Replication factor is 3.
So you're actually spot on the predicted numbers: you're pushing
20k*3=60k "raw" rows/s across your 4 machines.

You might get another 10% or so from increasing memtable thresholds,
but bottom line is you're right around what we'd expect to see.
Furthermore, CPU is the primary bottleneck which is what you want to
see on a pure write workload.

That makes a lot more sense. I upgraded the cluster to 4 m2.4xlarge instances (68GB of RAM/8 CPU cores) in preparation for application stress tests and the results were impressive @ 200 threads per client:

+--------------+--------------+--------------+--------------+--------------+--------------+--------------+--------------+--------------+
| Server Nodes | Client Nodes | --keep-going | Columns | Client | Total | Rep Factor | Test Rate | Cluster Rate | | | | | | Threads | Threads | | (writes/s) | (writes/s) |
+==============+==============+==============+==============+==============+==============+==============+==============+==============+
| 4 | 3 | N | 10000000 | 200 | 600 | 3 | 44644 | 133931 |
+--------------+--------------+--------------+--------------+--------------+--------------+--------------+--------------+--------------+

The issue I'm seeing with app stress tests is that the rate will be comparable/acceptable at first (~100k w/s) and will degrade considerably (~48k w/s) until a flush and restart.
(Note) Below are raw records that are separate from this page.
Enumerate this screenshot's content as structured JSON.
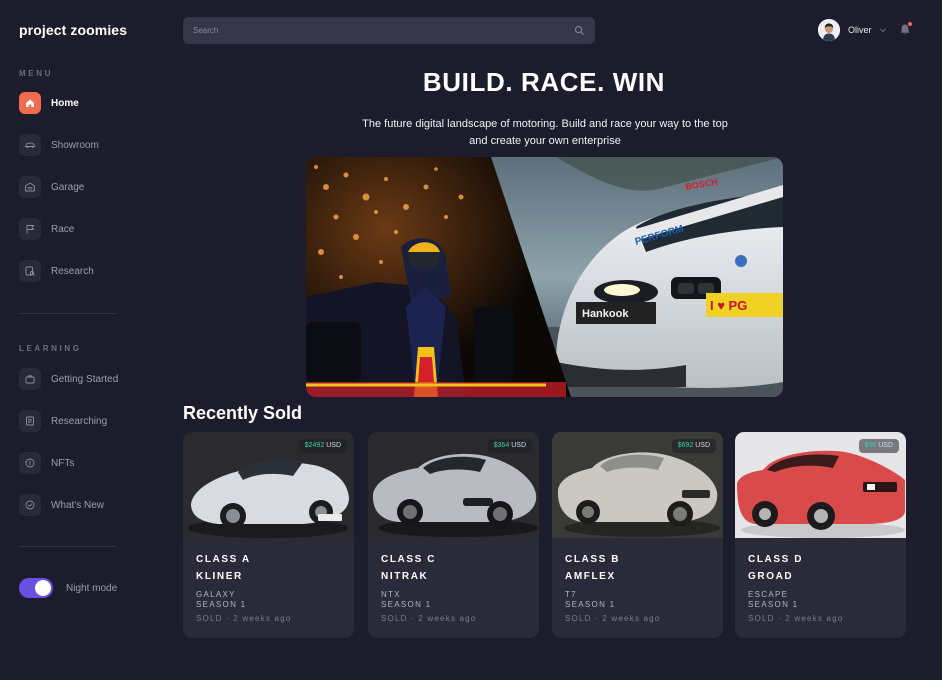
{
  "brand": "project zoomies",
  "sidebar": {
    "menu_label": "MENU",
    "menu_items": [
      {
        "label": "Home",
        "icon": "home-icon",
        "active": true
      },
      {
        "label": "Showroom",
        "icon": "car-icon",
        "active": false
      },
      {
        "label": "Garage",
        "icon": "garage-icon",
        "active": false
      },
      {
        "label": "Race",
        "icon": "flag-icon",
        "active": false
      },
      {
        "label": "Research",
        "icon": "research-icon",
        "active": false
      }
    ],
    "learning_label": "LEARNING",
    "learning_items": [
      {
        "label": "Getting Started",
        "icon": "briefcase-icon"
      },
      {
        "label": "Researching",
        "icon": "document-icon"
      },
      {
        "label": "NFTs",
        "icon": "coin-icon"
      },
      {
        "label": "What's New",
        "icon": "check-badge-icon"
      }
    ],
    "night_mode_label": "Night mode",
    "night_mode_on": true
  },
  "header": {
    "search_placeholder": "Search",
    "user_name": "Oliver"
  },
  "hero": {
    "title": "BUILD. RACE. WIN",
    "subtitle_line1": "The future digital landscape of motoring. Build and race your way to the top",
    "subtitle_line2": "and create your own enterprise"
  },
  "recently_sold": {
    "title": "Recently Sold",
    "cards": [
      {
        "price": "$2492",
        "currency": "USD",
        "class": "CLASS A",
        "name": "KLINER",
        "model": "GALAXY",
        "season": "SEASON 1",
        "sold": "SOLD · 2 weeks ago",
        "color": "#d9dbe0",
        "bg": "#2b2b2e"
      },
      {
        "price": "$364",
        "currency": "USD",
        "class": "CLASS C",
        "name": "NITRAK",
        "model": "NTX",
        "season": "SEASON 1",
        "sold": "SOLD · 2 weeks ago",
        "color": "#b8bbc2",
        "bg": "#2a2a2e"
      },
      {
        "price": "$692",
        "currency": "USD",
        "class": "CLASS B",
        "name": "AMFLEX",
        "model": "T7",
        "season": "SEASON 1",
        "sold": "SOLD · 2 weeks ago",
        "color": "#c9c9c2",
        "bg": "#3a3a36"
      },
      {
        "price": "$56",
        "currency": "USD",
        "class": "CLASS D",
        "name": "GROAD",
        "model": "ESCAPE",
        "season": "SEASON 1",
        "sold": "SOLD · 2 weeks ago",
        "color": "#d94a4a",
        "bg": "#e6e6e8"
      }
    ]
  }
}
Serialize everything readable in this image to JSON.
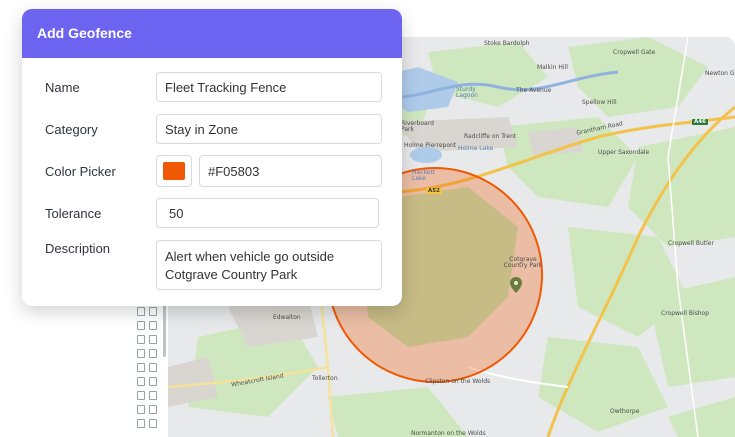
{
  "panel": {
    "title": "Add Geofence",
    "accent": "#6C63F0",
    "fields": {
      "name": {
        "label": "Name",
        "value": "Fleet Tracking Fence"
      },
      "category": {
        "label": "Category",
        "value": "Stay in Zone"
      },
      "color": {
        "label": "Color Picker",
        "value": "#F05803"
      },
      "tolerance": {
        "label": "Tolerance",
        "value": "50"
      },
      "description": {
        "label": "Description",
        "value": "Alert when vehicle go outside Cotgrave Country Park"
      }
    }
  },
  "map": {
    "geofence_color": "#F05803",
    "labels": {
      "stoke_bardolph": "Stoke Bardolph",
      "cropwell_gate": "Cropwell Gate",
      "newton": "Newton G",
      "malkin_hill": "Malkin Hill",
      "the_avenue": "The Avenue",
      "spellow_hill": "Spellow Hill",
      "grantham_road": "Grantham Road",
      "radcliffe": "Radcliffe on Trent",
      "holme_pierrepont": "Holme Pierrepont",
      "upper_saxondale": "Upper Saxondale",
      "cotgrave_park": "Cotgrave Country Park",
      "cropwell_butler": "Cropwell Butler",
      "edwalton": "Edwalton",
      "cropwell_bishop": "Cropwell Bishop",
      "wheatcroft_island": "Wheatcroft Island",
      "tollerton": "Tollerton",
      "clipston": "Clipston on the Wolds",
      "owthorpe": "Owthorpe",
      "normanton": "Normanton on the Wolds",
      "holme_lake": "Holme Lake",
      "hackett_lake": "Hackett Lake",
      "sturdy_lagoon": "Sturdy Lagoon",
      "riverboard_park": "Riverboard Park",
      "a52": "A52",
      "a46": "A46"
    }
  }
}
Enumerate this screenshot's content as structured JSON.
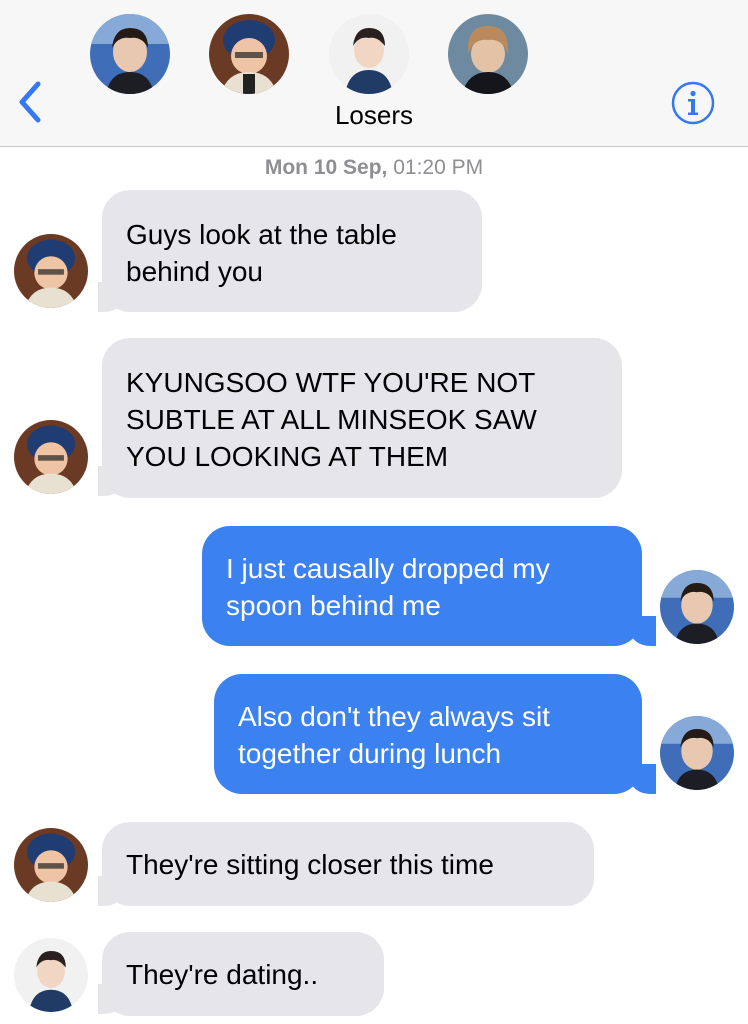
{
  "header": {
    "title": "Losers",
    "back_icon": "chevron-left-icon",
    "info_icon": "info-icon",
    "accent": "#3478f6",
    "participants": [
      {
        "avatar": "avatar-kyungsoo"
      },
      {
        "avatar": "avatar-chanyeol"
      },
      {
        "avatar": "avatar-sehun"
      },
      {
        "avatar": "avatar-baekhyun"
      }
    ]
  },
  "timestamp": {
    "day": "Mon 10 Sep,",
    "time": "01:20 PM"
  },
  "messages": [
    {
      "direction": "incoming",
      "lines": [
        "Guys look at the table",
        "behind you"
      ]
    },
    {
      "direction": "incoming",
      "lines": [
        "KYUNGSOO WTF YOU'RE NOT",
        "SUBTLE AT ALL MINSEOK SAW",
        "YOU LOOKING AT THEM"
      ]
    },
    {
      "direction": "outgoing",
      "lines": [
        "I just causally dropped my",
        "spoon behind me"
      ]
    },
    {
      "direction": "outgoing",
      "lines": [
        "Also don't they always sit",
        "together during lunch"
      ]
    },
    {
      "direction": "incoming",
      "lines": [
        "They're sitting closer this time"
      ]
    },
    {
      "direction": "incoming",
      "lines": [
        "They're dating.."
      ]
    }
  ],
  "colors": {
    "incoming_bubble": "#e5e5ea",
    "outgoing_bubble": "#3b82f0",
    "header_bg": "#f7f7f7"
  }
}
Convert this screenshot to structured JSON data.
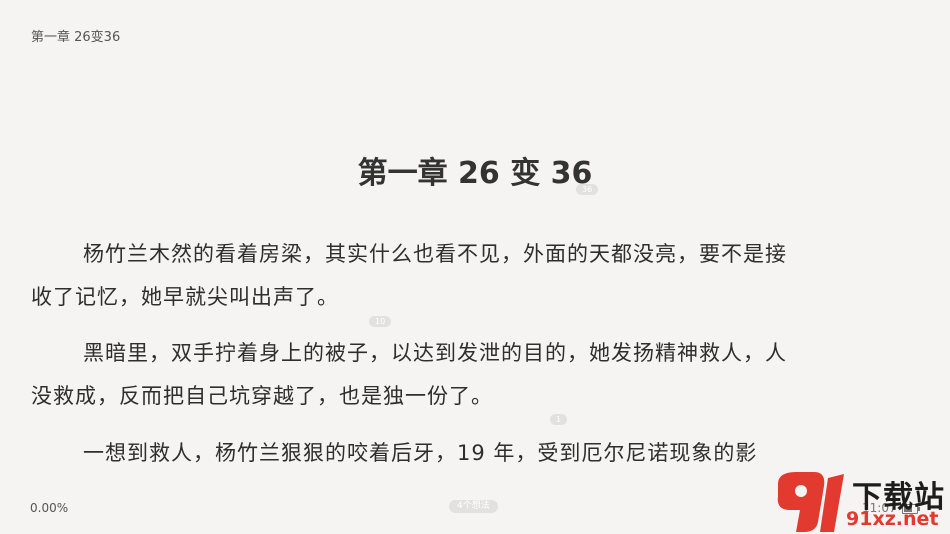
{
  "header": {
    "running_title": "第一章 26变36"
  },
  "chapter": {
    "title": "第一章 26 变 36",
    "title_comment_count": "36"
  },
  "paragraphs": [
    {
      "line1": "杨竹兰木然的看着房梁，其实什么也看不见，外面的天都没亮，要不是接",
      "line2": "收了记忆，她早就尖叫出声了。",
      "comment_count": "10"
    },
    {
      "line1": "黑暗里，双手拧着身上的被子，以达到发泄的目的，她发扬精神救人，人",
      "line2": "没救成，反而把自己坑穿越了，也是独一份了。",
      "comment_count": "1"
    },
    {
      "line1": "一想到救人，杨竹兰狠狠的咬着后牙，19 年，受到厄尔尼诺现象的影"
    }
  ],
  "footer": {
    "progress": "0.00%",
    "comments_label": "4个想法",
    "time": "11:07"
  },
  "watermark": {
    "top": "下载站",
    "bottom": "91xz.net"
  },
  "colors": {
    "background": "#f5f4f2",
    "pill": "#e2e1df",
    "watermark_red": "#e23a2e"
  }
}
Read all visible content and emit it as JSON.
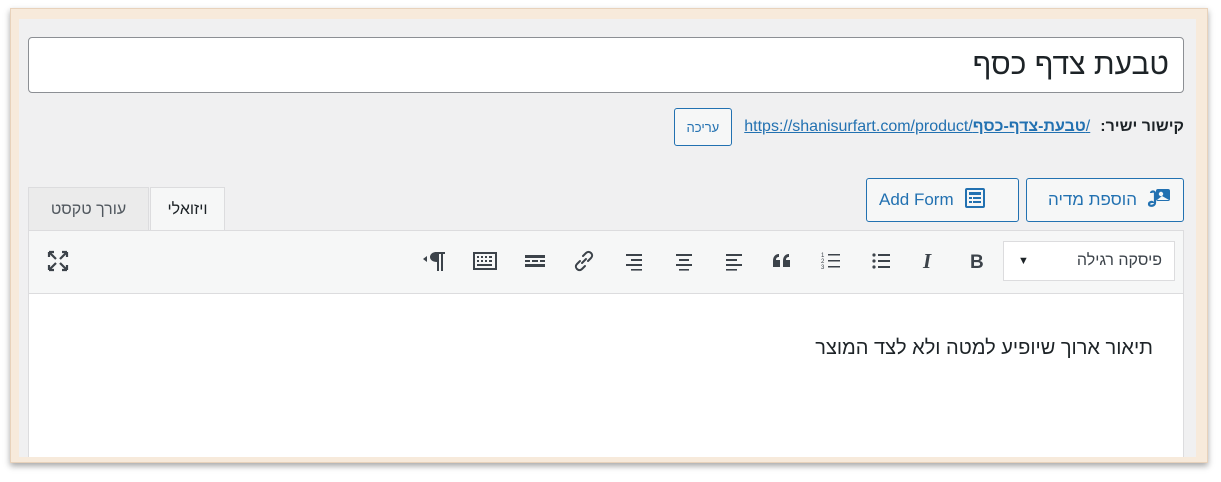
{
  "post": {
    "title": "טבעת צדף כסף"
  },
  "permalink": {
    "label": "קישור ישיר:",
    "url_base": "https://shanisurfart.com/product/",
    "slug": "טבעת-צדף-כסף",
    "url_tail": "/",
    "edit_label": "עריכה"
  },
  "media_buttons": {
    "add_media": "הוספת מדיה",
    "add_form": "Add Form"
  },
  "tabs": {
    "visual": "ויזואלי",
    "text": "עורך טקסט"
  },
  "toolbar": {
    "format_select": "פיסקה רגילה",
    "buttons": [
      "bold",
      "italic",
      "bulleted-list",
      "numbered-list",
      "blockquote",
      "align-left",
      "align-center",
      "align-right",
      "insert-link",
      "read-more",
      "toolbar-toggle",
      "paragraph-rtl",
      "fullscreen"
    ]
  },
  "editor": {
    "content": "תיאור ארוך שיופיע למטה ולא לצד המוצר"
  },
  "colors": {
    "accent": "#2271b1",
    "frame": "#f7eadb",
    "panel": "#f0f0f1"
  }
}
CPU usage will correspondingly be high at first (500-700%) and taper down to 50-200%. My data model is pretty standard (<This> is pseudo-type information):

Users<Column>
"UserId<32CharHash>" : {
    "email<String>": "a...@b.com",
    "first_name<String>": "John",
    "last_name<String>": "Doe"
}

UserGroups<SuperColumn>
"GroupId<UUID>": {
    "UserId<32CharHash>": {
        "date_joined<DateTime>": "2011-05-10 13:14.789",
        "date_left<DateTime>": "2011-05-11 13:14.789",
        "active<short>": "0|1"
    }
}

UserGroupTimeline<Column>
"GroupId<UUID>": {
    "date_joined<TimeUUID>": "UserId<32CharHash>"
}

UserGroupStatus<Column>
"CompositeId('GroupId<UUID>:UserId<32CharHash>')": {
    "active<short>": "0|1"
}

Every new User has a row in Users and a ColumnOrSuperColumn in the other 3 CFs (total of 4 operations). One notable difference is that the RAID0 on this instance type (surprisingly) only contains two ephemeral volumes and appear a bit more saturated in iostat, although not enough to clearly stand out as the bottleneck. Is the bottleneck in this scenario likely memtable flush and/or commitlog rotation settings?

RF = 2; ConsistencyLevel = One; -Xmx = 6GB; concurrent_writes: 64; all other settings are the defaults. Thanks, Alex.